Polynomial functions are a fundamental concept in mathematics. With these functions, variables are raised to whole number powers. Each polynomial is a sum of terms. These terms have coefficients, which are numbers multiplying the variable raised to a power. For example, in the polynomial function \( f(x) = -x^2 + x \), the term \(-x^2\) has a coefficient of -1 and a power of 2.

Polynomials can take various forms:

• Linear polynomials: These have the form \(ax + b\) and represent straight lines.
• Quadratic polynomials: These take the form \(ax^2 + bx + c\), and their graphs are parabolas.
• Higher-degree polynomials: These involve cubic (like \(x^3\)) or higher powers and have more complex graphs.

Understanding polynomials is crucial for studying more complex mathematical concepts. They appear in algebra, calculus, and various areas of science and engineering.

Function evaluation is about finding the output of a function given an input. It is a central concept in mathematics because it helps us see how a function behaves. To evaluate a function, substitute the given input (usually a number) into the function's expression.

For example, to evaluate \(h(1)\) for the function \(h(x) = -2x + 1\), replace the \(x\) with 1. Doing so gives \(-2 \times 1 + 1 = -1\). So, \(h(1)\) is \(-1\). This step shows how specific values behave in broader expressions, key in solving mathematical problems.
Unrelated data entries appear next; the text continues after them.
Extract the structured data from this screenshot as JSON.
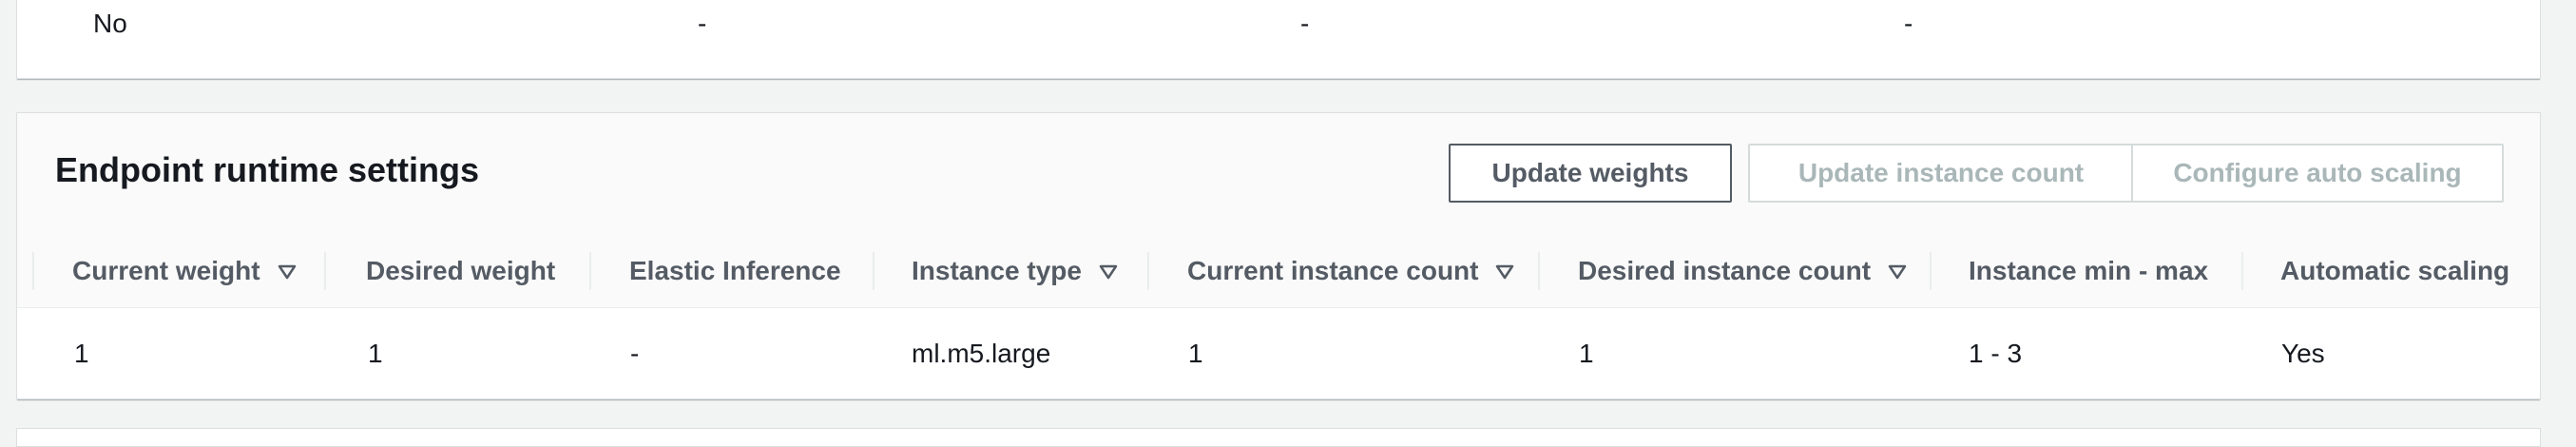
{
  "previous_panel": {
    "row": [
      "No",
      "-",
      "-",
      "-"
    ]
  },
  "endpoint_runtime": {
    "title": "Endpoint runtime settings",
    "buttons": {
      "update_weights": "Update weights",
      "update_instance_count": "Update instance count",
      "configure_auto_scaling": "Configure auto scaling"
    },
    "columns": [
      {
        "label": "Current weight",
        "sortable": true
      },
      {
        "label": "Desired weight",
        "sortable": false
      },
      {
        "label": "Elastic Inference",
        "sortable": false
      },
      {
        "label": "Instance type",
        "sortable": true
      },
      {
        "label": "Current instance count",
        "sortable": true
      },
      {
        "label": "Desired instance count",
        "sortable": true
      },
      {
        "label": "Instance min - max",
        "sortable": false
      },
      {
        "label": "Automatic scaling",
        "sortable": false
      }
    ],
    "rows": [
      [
        "1",
        "1",
        "-",
        "ml.m5.large",
        "1",
        "1",
        "1 - 3",
        "Yes"
      ]
    ]
  },
  "colors": {
    "header_bg": "#fafafa",
    "text": "#16191f",
    "secondary_text": "#545b64",
    "disabled_text": "#aab7b8",
    "border": "#eaeded"
  }
}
Function evaluation also applies to composed functions, like \((f \circ h)(x)\), which we'll explore further. Essentially, you first find the output of the inner function and then use this result as the input for the outer function.

Step-by-step solutions are a methodical way to break down complex problems into understandable pieces. With each step, you refine your understanding and navigate through the problem logically.

Consider the problem of evaluating \((f h)(1)\). Following the steps lays out a clear path:

• First, evaluate the inner function \(h(1)\), giving \(-1\).
• Then, use this result to evaluate the outer function: \(f(-1) = -2\).
• Finally, simplify your calculation where needed, confirming your final answer as \(-2\).

This approach not only helps in arriving at the final solution but builds your mathematical intuition by showing how parts of a problem are interconnected. Each step focuses on one part, making it easier to detect and correct mistakes.